This tutorial explains different methods to run an analysis in parallel that are helpful when working on the cloud. All the scripts referenced below can be found in the cloudDemo GitHub
Running the analysis in parallel
So far our analysis is run sequentially so it will not be able to
take advantage of the multiple cores available on a cloud machine. To
make use of parallel computing we can set up our script to run each
model on a separate core. Because this example is so simple I have added
a delay in the function so we can see the benefit of running in
parallel. There are many ways to do this and I will explain a few
options. One option is to create a parallel backend in R using something
like the future package. This can be quite straight forward
and there are packages to connect this with familiar methods of
iterating (eg for loops, lapply or
purrr::map).
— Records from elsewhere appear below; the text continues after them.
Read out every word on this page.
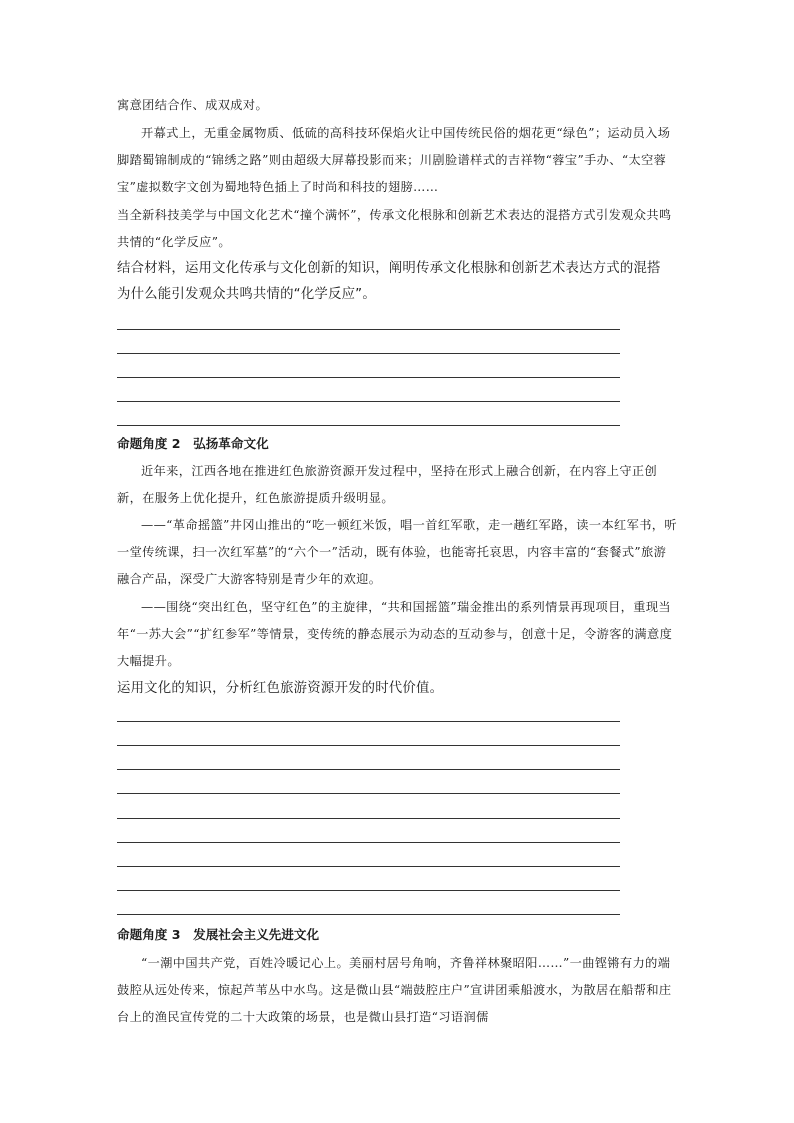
寓意团结合作、成双成对。

开幕式上，无重金属物质、低硫的高科技环保焰火让中国传统民俗的烟花更“绿色”；运动员入场脚踏蜀锦制成的“锦绣之路”则由超级大屏幕投影而来；川剧脸谱样式的吉祥物“蓉宝”手办、“太空蓉宝”虚拟数字文创为蜀地特色插上了时尚和科技的翅膀……

当全新科技美学与中国文化艺术“撞个满怀”，传承文化根脉和创新艺术表达的混搭方式引发观众共鸣共情的“化学反应”。

结合材料，运用文化传承与文化创新的知识，阐明传承文化根脉和创新艺术表达方式的混搭为什么能引发观众共鸣共情的“化学反应”。

命题角度 2　弘扬革命文化

近年来，江西各地在推进红色旅游资源开发过程中，坚持在形式上融合创新，在内容上守正创新，在服务上优化提升，红色旅游提质升级明显。

——“革命摇篮”井冈山推出的“吃一顿红米饭，唱一首红军歌，走一趟红军路，读一本红军书，听一堂传统课，扫一次红军墓”的“六个一”活动，既有体验，也能寄托哀思，内容丰富的“套餐式”旅游融合产品，深受广大游客特别是青少年的欢迎。

——围绕“突出红色，坚守红色”的主旋律，“共和国摇篮”瑞金推出的系列情景再现项目，重现当年“一苏大会”“扩红参军”等情景，变传统的静态展示为动态的互动参与，创意十足，令游客的满意度大幅提升。

运用文化的知识，分析红色旅游资源开发的时代价值。

命题角度 3　发展社会主义先进文化

“一潮中国共产党，百姓冷暖记心上。美丽村居号角响，齐鲁祥林聚昭阳……”一曲铿锵有力的端鼓腔从远处传来，惊起芦苇丛中水鸟。这是微山县“端鼓腔庄户”宣讲团乘船渡水，为散居在船帮和庄台上的渔民宣传党的二十大政策的场景，也是微山县打造“习语润儒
This can get a bit tricky in that you are
typically running only parts of the script on multiple cores and you
need to make sure the right dependencies are available on the workers.
future manages this for the most part but see https://future.futureverse.org/articles/future-4-issues.html
for tips when that fails.
Using the future and furrr packages
future sets up the infrastructure needed to run things
in the background. To initialize this you run
future::plan("multisession") which will use all
future::availableCores() by default. furrr is
a parallelized version of purrr which allows you to iterate
over elements in a list on separate cores. See script
“analyses/02_run_model_furrr.R” for an example.
Running the tasks in parallel on multiple virtual machines
Instead of setting up a script to run in parallel on one machine we can split the job into multiple tasks that can run independently on separate machines. This is useful because each task will be contained in a separate process so if one iteration fails it will not impact the rest. The downside is that the whole script must be run in each task and each node will have to be set up with dependencies installed separately.
To set this up we need to pass an argument to the R script that the task will run to tell it which iteration to run. The bash command to run one iteration would look like:
Rscript analyses/scripts/04_run_model_multitask.R 1And in the R script “analyses/scripts/04_run_model_multitask.R”
commandArgs(trailingOnly = TRUE) is used to access the
number passed to the script (eg. 1). The number is then used to select
the variable to test and to name the output of the task in a unique way.
The output of each task is saved and downloaded so that we can compile
the results and create our figure.
r2_tab <- list.files(here::here("analyses/data/derived-data"), pattern = "*.csv", full.names = TRUE) |>
purrr::map_dfr(read.csv) |>
dplyr::mutate(variable = reorder(variable, r.squared))
#> Error in get(paste0(generic, ".", class), envir = get_method_env()) :
#> object 'type_sum.accel' not found
ggplot2::ggplot(r2_tab, ggplot2::aes(variable, r.squared))+
ggplot2::geom_col()
For an example of how to run this whole analysis from the command line see “analyses/scripts/run_azure_autoscale.sh” which also serves as an example of setting up autoscaling. Autoscaling automatically increases or decreases the number of nodes in a pool depending on how many tasks are waiting to start and how many are completed.